Dopo anni di convenzione con l’Ats, ma con i centri diurni poco occupati, anche perché per i pazienti e le loro famiglie raggiungere Seveso non era agevole, l’intuizione di creare un bilocale e un monolocale si rivela “geniale”. Dopo la riapertura nel 2013, i primi a rispondere sono stati i sindaci, alle prese con casi eclatanti di disagio. Col tempo la vita della casa è addirittura rifiorita, “ci ha dato la possibilità di utilizzare pienamente il centro diurno, cosa mai accaduta prima se non per episodi sporadici. È stata un’opportunità unica per i ragazzi, perché la libertà, l’acquisizione di una maggiore autonomia, che all’inizio viene vissuta come una grande difficoltà, visto che aumenta il rischio di ricadere nelle vecchie abitudini, li rende più responsabili.

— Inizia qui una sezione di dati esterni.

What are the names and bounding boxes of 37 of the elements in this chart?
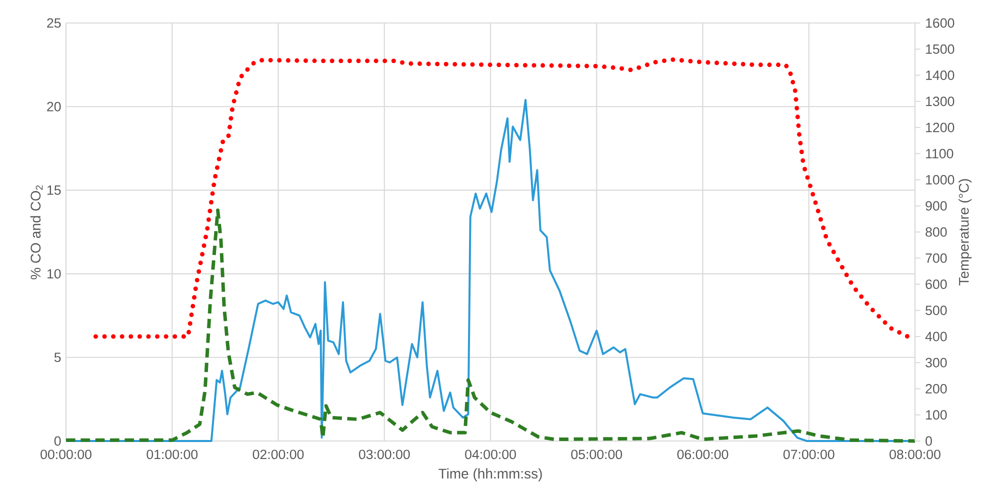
y2-tick-label: 100	[926, 410, 947, 420]
y-tick-label: 10	[47, 269, 61, 279]
y-tick-label: 5	[54, 352, 61, 362]
x-axis-title: Time (hh:mm:ss)	[438, 468, 542, 482]
y2-tick-label: 600	[926, 280, 947, 289]
y2-tick-label: 1200	[926, 122, 954, 132]
y2-tick-label: 200	[926, 384, 947, 394]
y2-tick-label: 500	[926, 306, 947, 316]
y2-tick-label: 800	[926, 227, 947, 237]
x-tick-label: 04:00:00	[465, 450, 516, 460]
x-tick-label: 03:00:00	[358, 450, 410, 460]
line-series	[93, 57, 910, 339]
y2-tick-label: 700	[926, 253, 947, 263]
y2-tick-label: 300	[926, 358, 947, 368]
y-tick-label: 15	[47, 186, 61, 195]
y2-axis-title: Temperature (°C)	[958, 179, 972, 286]
y2-tick-label: 900	[926, 201, 947, 211]
x-tick-label: 02:00:00	[252, 450, 304, 460]
x-tick-label: 00:00:00	[40, 450, 92, 460]
y2-tick-label: 0	[926, 436, 932, 446]
y2-tick-label: 1100	[926, 148, 954, 158]
x-tick-label: 07:00:00	[783, 450, 834, 460]
y-tick-label: 20	[47, 102, 61, 112]
y2-tick-label: 1400	[926, 70, 954, 80]
y2-tick-label: 400	[925, 332, 947, 342]
x-tick-label: 06:00:00	[677, 450, 728, 460]
y-axis-title: % CO and CO$_{2}$	[30, 185, 43, 280]
y2-tick-label: 1500	[926, 44, 954, 54]
x-tick-label: 08:00:00	[890, 450, 940, 460]
x-tick-label: 05:00:00	[571, 450, 622, 460]
y2-tick-label: 1300	[926, 96, 954, 106]
x-tick-label: 01:00:00	[146, 450, 198, 460]
y-tick-label: 0	[54, 436, 61, 446]
y-tick-label: 25	[47, 18, 61, 28]
y2-tick-label: 1000	[926, 175, 954, 184]
line-series	[64, 208, 917, 443]
y2-tick-label: 1600	[926, 18, 954, 28]
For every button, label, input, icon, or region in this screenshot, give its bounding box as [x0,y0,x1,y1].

E può diventarlo anche per pazienti con patologie diverse dall’Hiv. Basti dire che non abbiamo mai riscontrato problemi con le persone che convivevano con noi nella struttura”.

Desiderio, libertà, responsabilità, amore per sé e per le cose, dentro un rapporto e un’esperienza che non dà nulla per scontato. Il cohousing, a differenza dei diamanti, non è per sempre, non c’è un diritto a restarci a vita: “L’obiettivo – incalza Cendra – è rendere gli ospiti autonomi e responsabili, tanto che il passaggio successivo potrebbe essere: ok, tra un po’ potrai abitare fuori e darai la possibilità a un altro di fare questo percorso. I nostri progetti tendenzialmente hanno un termine, si firma un contratto e si contribuisce economicamente, proprio per dare dignità, per far capire che nulla è scontato”.

La sfida del patto terapeutico è tutta qui: ci si coinvolge e si condivide, senza finzioni e senza mai sostituirsi alle scelte sbagliate, imponendone altre. Questa ripresa di un desiderio di bene per sé è, in chiave terapeutica, il motore dell’efficacia, perché possa incrementarsi una libertà di scelta e un compimento di educazione. Un mix che sviluppa professionalità, genera opere, ristruttura luoghi, reperisce risorse (che portano grandi risparmi alla collettività), muove libertà.

Ma per mettere in piedi queste iniziative non bisogna saper correre dei rischi? “Oggi – conferma Pirola – queste nuove forme di cura sperimentano incertezza fiscale e giuridica. Occorre una libertà che si implichi anche da parte dei poteri dello Stato, dalla magistratura alla politica, cosicché concorrano a creare le condizioni perché esperienze come questa siano sempre più efficaci e diffuse. La prima questione, perciò, è che guardino con simpatia il tentativo, perché solo così se ne scorge l’utilità e se ne correggono le eventuali sbavature. È la speranza di chi ha un familiare in queste condizioni e non sa più dove sbatter la testa, di chi ha un vicino di casa in condizioni del genere non ospitato e curato, di molti sindaci alle prese con situazioni di gravissimo disagio”.

E allora, come augurio di buon anno, si aprano altri grandi cancelli come quello che spalanca sulla bellezza e sulla letizia che si respirano tra gli appartamenti e i viali di Vedano al Lambro.